Economy of Wonder

Once I took my family to the Georgia Aquarium, which had a glass tunnel we entered that actually enveloped us while mammoth sharks and fish circled around and above. We inched along on an escalator through what seemed like a hundred feet of water tunnel, eyes flitting in every direction as we tracked these amazing creatures, sonic melodies creating an emotive experience through surround sound. We were baptized in wonder (to tell the truth, I was so overwhelmed I actually shed a tear—one, small, manly tear). Shattering the moment, a worker came over the loud speaker and started giving every imaginable detail concerning the sharks—their feeding habits, habitat, patterns, etc. Honestly, in that moment, I did not care what the sharks ate, how large they grew, how long they had been upon the earth, or whether one was a male or a female shark. I only wanted to drink in the wonder of these amazing animals gliding overhead. In her honest attempt at doing her job of explaining the wildlife, she tamed the experience. Some things are best left experienced and not explained.
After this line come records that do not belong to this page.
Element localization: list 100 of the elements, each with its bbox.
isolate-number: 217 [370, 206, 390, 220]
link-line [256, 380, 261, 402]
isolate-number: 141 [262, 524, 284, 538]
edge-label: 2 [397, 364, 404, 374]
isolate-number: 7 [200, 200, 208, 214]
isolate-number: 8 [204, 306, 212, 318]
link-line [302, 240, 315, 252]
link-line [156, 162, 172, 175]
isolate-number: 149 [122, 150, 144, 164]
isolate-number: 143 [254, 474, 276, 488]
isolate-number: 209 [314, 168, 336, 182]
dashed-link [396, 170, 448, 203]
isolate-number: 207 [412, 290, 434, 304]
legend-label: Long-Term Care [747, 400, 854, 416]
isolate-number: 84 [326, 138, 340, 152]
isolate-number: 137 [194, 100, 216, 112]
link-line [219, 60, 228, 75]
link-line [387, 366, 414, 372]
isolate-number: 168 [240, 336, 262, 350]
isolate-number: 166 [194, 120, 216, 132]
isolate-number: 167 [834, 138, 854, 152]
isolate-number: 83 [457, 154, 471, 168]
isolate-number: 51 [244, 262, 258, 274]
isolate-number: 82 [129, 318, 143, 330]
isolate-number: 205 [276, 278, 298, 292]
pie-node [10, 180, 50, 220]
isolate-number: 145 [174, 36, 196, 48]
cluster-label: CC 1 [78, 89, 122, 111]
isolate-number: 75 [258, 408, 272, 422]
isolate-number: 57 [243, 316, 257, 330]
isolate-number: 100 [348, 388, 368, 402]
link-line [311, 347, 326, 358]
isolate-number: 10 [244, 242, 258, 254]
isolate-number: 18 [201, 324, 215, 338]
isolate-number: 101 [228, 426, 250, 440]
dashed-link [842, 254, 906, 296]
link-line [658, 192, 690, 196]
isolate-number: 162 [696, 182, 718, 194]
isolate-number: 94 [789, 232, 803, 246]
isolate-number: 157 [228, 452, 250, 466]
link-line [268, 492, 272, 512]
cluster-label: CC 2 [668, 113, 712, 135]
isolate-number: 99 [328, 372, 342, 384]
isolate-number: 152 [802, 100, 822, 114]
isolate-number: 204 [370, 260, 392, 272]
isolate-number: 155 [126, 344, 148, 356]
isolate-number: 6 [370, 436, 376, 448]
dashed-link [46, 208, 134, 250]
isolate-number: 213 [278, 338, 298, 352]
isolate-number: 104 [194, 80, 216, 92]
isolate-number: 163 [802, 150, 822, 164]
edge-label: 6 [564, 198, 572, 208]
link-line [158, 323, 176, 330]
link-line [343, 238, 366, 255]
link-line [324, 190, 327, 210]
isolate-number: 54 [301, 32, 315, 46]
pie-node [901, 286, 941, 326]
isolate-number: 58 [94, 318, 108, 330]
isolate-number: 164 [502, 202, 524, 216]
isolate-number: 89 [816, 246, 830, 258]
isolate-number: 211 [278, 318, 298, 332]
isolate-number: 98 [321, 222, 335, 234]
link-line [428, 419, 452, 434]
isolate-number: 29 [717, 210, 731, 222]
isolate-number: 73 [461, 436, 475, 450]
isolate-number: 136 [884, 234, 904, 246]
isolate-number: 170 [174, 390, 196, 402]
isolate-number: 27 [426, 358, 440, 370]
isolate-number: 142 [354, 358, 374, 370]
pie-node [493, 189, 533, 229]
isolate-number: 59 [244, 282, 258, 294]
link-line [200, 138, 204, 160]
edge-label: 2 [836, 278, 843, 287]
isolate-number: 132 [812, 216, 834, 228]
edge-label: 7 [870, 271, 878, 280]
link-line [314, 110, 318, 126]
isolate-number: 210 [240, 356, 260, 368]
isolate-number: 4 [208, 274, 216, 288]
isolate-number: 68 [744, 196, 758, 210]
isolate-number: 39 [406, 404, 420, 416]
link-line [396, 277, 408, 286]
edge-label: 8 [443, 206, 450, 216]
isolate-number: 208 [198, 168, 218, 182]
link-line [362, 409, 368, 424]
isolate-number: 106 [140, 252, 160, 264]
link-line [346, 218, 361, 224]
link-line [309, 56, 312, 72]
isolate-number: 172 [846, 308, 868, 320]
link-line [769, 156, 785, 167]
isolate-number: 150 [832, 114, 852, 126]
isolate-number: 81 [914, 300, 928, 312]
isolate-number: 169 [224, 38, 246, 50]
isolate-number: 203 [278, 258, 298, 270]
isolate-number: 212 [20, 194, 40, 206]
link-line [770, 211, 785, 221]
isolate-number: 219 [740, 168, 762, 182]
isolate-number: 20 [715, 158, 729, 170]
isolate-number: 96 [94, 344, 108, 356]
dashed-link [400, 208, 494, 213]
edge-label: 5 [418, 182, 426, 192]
I’ve read what the Scriptures state about giving. I’ve even read the majority of the literature available to me on the topic, from early church mothers and fathers to today’s authors. Still, I cannot, and would not attempt to articulate what transpires in our family’s hearts as we enter God’s economy through giving. God’s economy is an economy of wonder where you’re as much willing participant as contributor. As you give, and joyfully so, your senses awaken to a reality that transcends articulation, your heart being dilated as you experience what it means that “it is better to give than to receive.” When was the last time you gave in such a way that you were overcome with gratitude for what you have, when your heart was warmed just a bit, when your gift actually awakened you to the beauty and blessings all around you? I’ll drop the mic and stop trying to explain what happens when we enter God’s economy through giving, however, I would humbly submit to you that you keep your heart, eyes and ears open as you enter this economy of wonder.